Ces trois pays tentent d’endiguer cette immigration illégale, ce qui explique l’attrait pour la Libye, déstructurée depuis la chute de Kadhafi. Mais des images insoutenables de vente d’êtres humains dans ce pays ont circulé dans la presse et sur les télévisions du monde entier, un choc en ce début de XXIe siècle.

Des reportages sur les migrants ont même montré que certains États encouragent les candidats à l’exil afin d’éviter les possibles révoltes dans leur pays

L’Europe, et l’Italie en particulier, se ferme et ne reçoit que les naufragés, par humanité. L’Afrique du Nord et l’Europe, unies par la mer Méditerranée, se retrouvent dans une situation de culpabilité, et les débats sont vifs au sein de l’Union européenne, avec une forte pression sur l’Algérie et le Maroc, dont l’Europe souhaiterait faire un « cordon sanitaire ».

Cependant, le silence des chefs d’État des pays subsahariens d’où partent ces migrants est assourdissant. Ils ne semblent pas concernés par la détresse de leurs ressortissants, avec peu ou pas de réactions officielles. Des reportages sur les migrants ont même montré que certains États encouragent les candidats à l’exil afin d’éviter les possibles révoltes dans leur pays.

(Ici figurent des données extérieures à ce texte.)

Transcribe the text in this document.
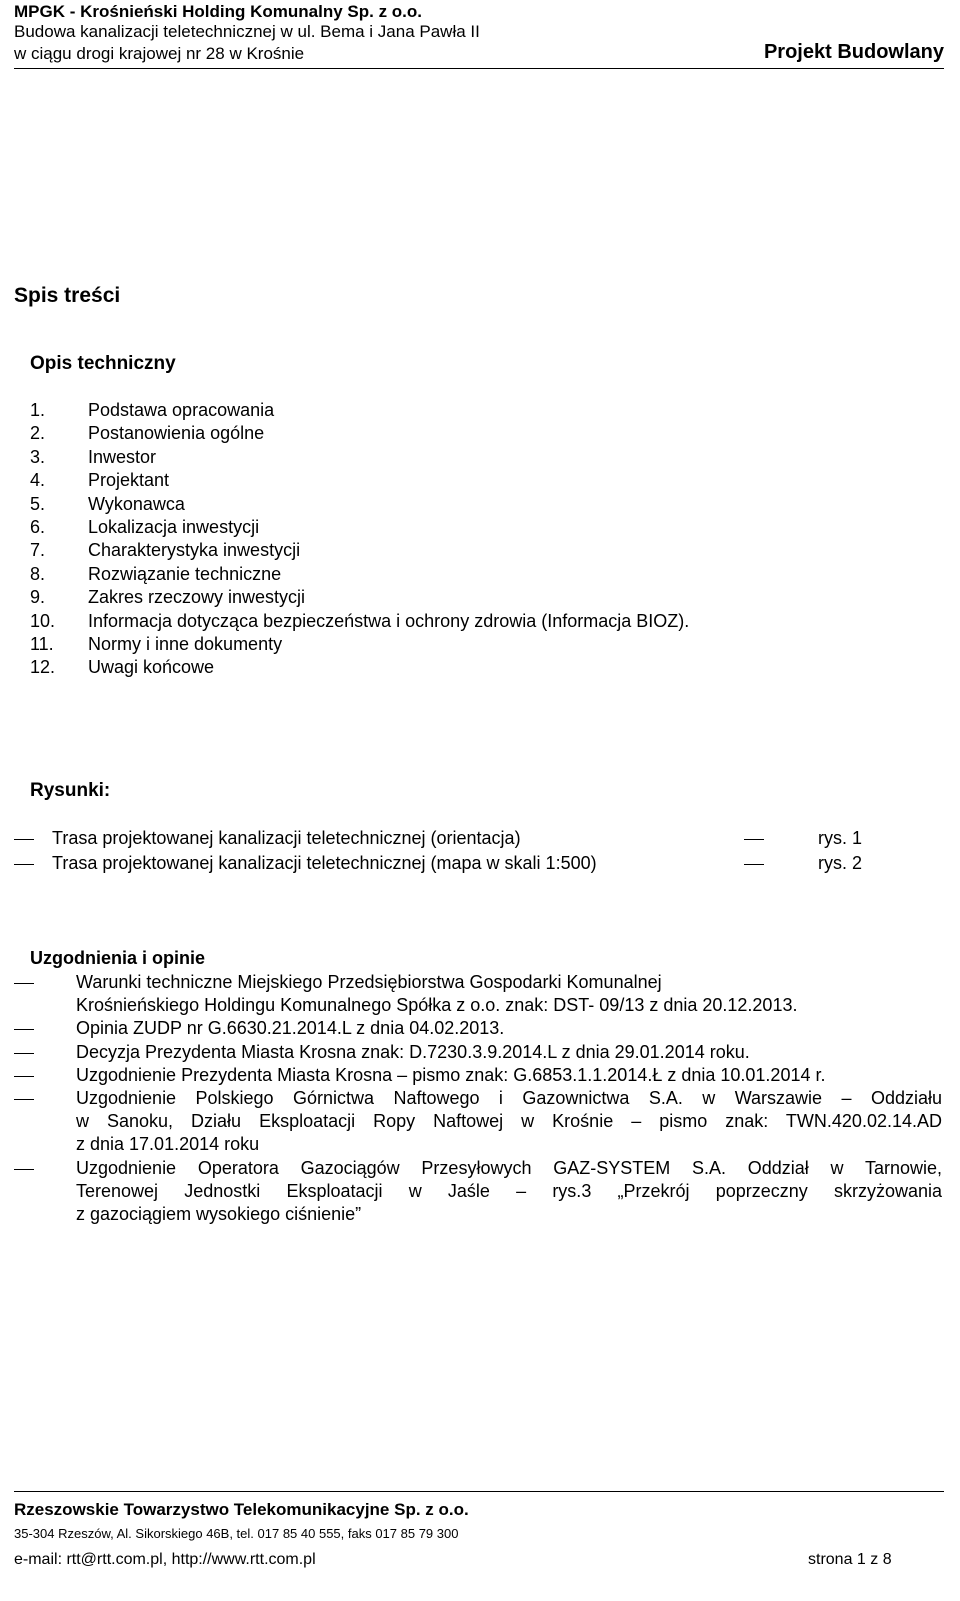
MPGK - Krośnieński Holding Komunalny Sp. z o.o.
Budowa kanalizacji teletechnicznej w ul. Bema i Jana Pawła II
w ciągu drogi krajowej nr 28 w Krośnie	Projekt Budowlany
Spis treści
Opis techniczny
1. Podstawa opracowania
2. Postanowienia ogólne
3. Inwestor
4. Projektant
5. Wykonawca
6. Lokalizacja inwestycji
7. Charakterystyka inwestycji
8. Rozwiązanie techniczne
9. Zakres rzeczowy inwestycji
10. Informacja dotycząca bezpieczeństwa i ochrony zdrowia (Informacja BIOZ).
11. Normy i inne dokumenty
12. Uwagi końcowe
Rysunki:
Trasa projektowanej kanalizacji teletechnicznej (orientacja)	rys. 1
Trasa projektowanej kanalizacji teletechnicznej (mapa w skali 1:500)	rys. 2
Uzgodnienia i opinie
Warunki techniczne Miejskiego Przedsiębiorstwa Gospodarki Komunalnej
Krośnieńskiego Holdingu Komunalnego Spółka z o.o. znak: DST- 09/13 z dnia 20.12.2013.
Opinia ZUDP nr G.6630.21.2014.L z dnia 04.02.2013.
Decyzja Prezydenta Miasta Krosna znak: D.7230.3.9.2014.L z dnia 29.01.2014 roku.
Uzgodnienie Prezydenta Miasta Krosna – pismo znak: G.6853.1.1.2014.Ł z dnia 10.01.2014 r.
Uzgodnienie Polskiego Górnictwa Naftowego i Gazownictwa S.A. w Warszawie – Oddziału
w Sanoku, Działu Eksploatacji Ropy Naftowej w Krośnie – pismo znak: TWN.420.02.14.AD
z dnia 17.01.2014 roku
Uzgodnienie Operatora Gazociągów Przesyłowych GAZ-SYSTEM S.A. Oddział w Tarnowie,
Terenowej Jednostki Eksploatacji w Jaśle – rys.3 „Przekrój poprzeczny skrzyżowania
z gazociągiem wysokiego ciśnienie”
Rzeszowskie Towarzystwo Telekomunikacyjne Sp. z o.o.
35-304 Rzeszów, Al. Sikorskiego 46B, tel. 017 85 40 555, faks 017 85 79 300
e-mail: rtt@rtt.com.pl, http://www.rtt.com.pl	strona 1 z 8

Les images des migrants avilis, de migrants qui meurent lors de la traversée du Sahara et de la Méditerranée ne semblent pas les déranger outre mesure, comme si les pays de transit et les pays d’accueil devenaient les seuls responsables d’une telle catastrophe humanitaire. Réaffirmer la responsabilité des gouvernants des pays d’où s’exilent ces femmes et ces hommes est donc une nécessité. La question devient politique.

Néanmoins, la réalité est qu’il n’y aura jamais d’immigration zéro. Le phénomène de flux migratoires est mondial, et chaque pays doit faire face à cette nouvelle réalité du Tout-Monde, comme l’avait qualifié Édouard Glissant.